53

26.4K 733 125
                                    

Sumru gözlerinin altına serilen şehre çevirdi bakışlarını. Kollarını bir kuş gibi hafif hissediyordu. İki yana açarak gözlerini kapattı. Kutay onu lunaparka getirmişti. Demek ki Kutay'ın aklındaki izleyiciler buradaydı.

Onunla lunaparka gelmek aşırı güzel hissettirmişti Sumru'ya. " Yüksekten korkuyorum ama buna binmeyi hep istemişimdir. " dedi gözleri kapalı bir şekilde. Gözlerini açınca başı dönecek gibi oluyordu hatta midesine giren krampları söylemek bile istemiyordu.

" Binmek istediğin başka bir şey de olmalı ama şu an. " dedi Kutay ona doğru dönüp göz kırparak. Bu ikilinin libidosu her yerde aynıydı.

" Ne gibi? " Sumru gözlerini açarak ona baktı. Aslında ne demek istediğini anlamıştı ama anlamazlıktan gelmek daha güzeldi.

" Alınıyorum, güceniyorum. " Kalbini tutarak " Kalbim bile kırıldı bak, paramparça. "

" Ne dedim ki paramparça olacak? "

" Küçük Kutay'a sor, en iyi o anlatır sana olan biteni. " diyerek gözleriyle işaret ettiği yerle birlikte Sumru gülümsedi.

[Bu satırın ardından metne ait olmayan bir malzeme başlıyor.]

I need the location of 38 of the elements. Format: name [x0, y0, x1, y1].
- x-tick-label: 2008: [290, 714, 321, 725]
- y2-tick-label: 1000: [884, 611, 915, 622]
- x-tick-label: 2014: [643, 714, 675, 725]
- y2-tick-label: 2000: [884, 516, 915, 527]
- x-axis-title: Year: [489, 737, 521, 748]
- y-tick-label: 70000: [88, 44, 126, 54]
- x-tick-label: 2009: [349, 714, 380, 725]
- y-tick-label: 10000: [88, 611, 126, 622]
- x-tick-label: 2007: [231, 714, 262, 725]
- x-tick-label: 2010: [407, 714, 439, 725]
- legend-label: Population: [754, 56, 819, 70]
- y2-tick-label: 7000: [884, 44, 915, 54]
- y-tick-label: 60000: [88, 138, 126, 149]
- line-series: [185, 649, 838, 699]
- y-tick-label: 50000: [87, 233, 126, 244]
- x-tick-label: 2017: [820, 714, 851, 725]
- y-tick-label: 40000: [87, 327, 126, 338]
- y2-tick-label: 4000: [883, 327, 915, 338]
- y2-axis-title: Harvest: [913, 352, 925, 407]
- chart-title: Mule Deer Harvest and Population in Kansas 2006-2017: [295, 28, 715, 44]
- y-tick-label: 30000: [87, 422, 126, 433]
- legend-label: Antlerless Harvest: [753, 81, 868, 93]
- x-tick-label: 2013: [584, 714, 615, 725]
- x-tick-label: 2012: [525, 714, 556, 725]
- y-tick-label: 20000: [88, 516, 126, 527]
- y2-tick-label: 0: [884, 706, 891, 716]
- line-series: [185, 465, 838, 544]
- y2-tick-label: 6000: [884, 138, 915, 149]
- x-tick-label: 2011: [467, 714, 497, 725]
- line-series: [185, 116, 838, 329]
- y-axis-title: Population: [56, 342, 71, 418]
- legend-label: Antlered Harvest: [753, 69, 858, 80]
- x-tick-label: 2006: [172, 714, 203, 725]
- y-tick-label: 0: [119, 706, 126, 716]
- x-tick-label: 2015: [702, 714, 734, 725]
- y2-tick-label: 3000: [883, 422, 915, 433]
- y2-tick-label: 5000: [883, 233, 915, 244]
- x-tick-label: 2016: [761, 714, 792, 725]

Bacak arasını işaret ediyordu Kutay. İçi fesattı bu adamın! Ama bu fesatlığı bilin bakalım kim seviyordu?

Sumru ona alttan bakarak elini kaldırıp Kutay'ın bacağına dokundu. Pantolonun kumaşına elini sürttüğünde Kutay derin bir nefes aldı. Sumru'yu kucağına çıkmış bir şekilde hayal etmeden duramıyordu. Sumru'nun eli biraz daha yukarı kayıp tam sertliğinin üzerinde durduğunda dönme dolapta en üste çıkmak üzereydi. Herkes belli bir süre en tepede kalıyordu ve bunu Sumru henüz bilmiyordu. Yüksekten korkan bir kıza göre dönme dolaba binmiş olması bile mucizeydi.

" Merhaba küçük Kutay. " dedi Sumru erotik çıkan sesiyle. Kutay gözlerini irileştirerek ona baktı. Onun her ses tonuna bu şekilde tepki vermek zorunda mıydı? " Kalbini mi kırdım senin? " dudaklarını büzerek sorduğu soruyla birlikte Kutay neredeyse inleyecekti. Bu kızda şeytan tüyü dedikleri o şey var olsa gerekti. Hiçbir şey yapmadan nasıl çok şey yapmış gibi hissettirebilirdi ki bir insan?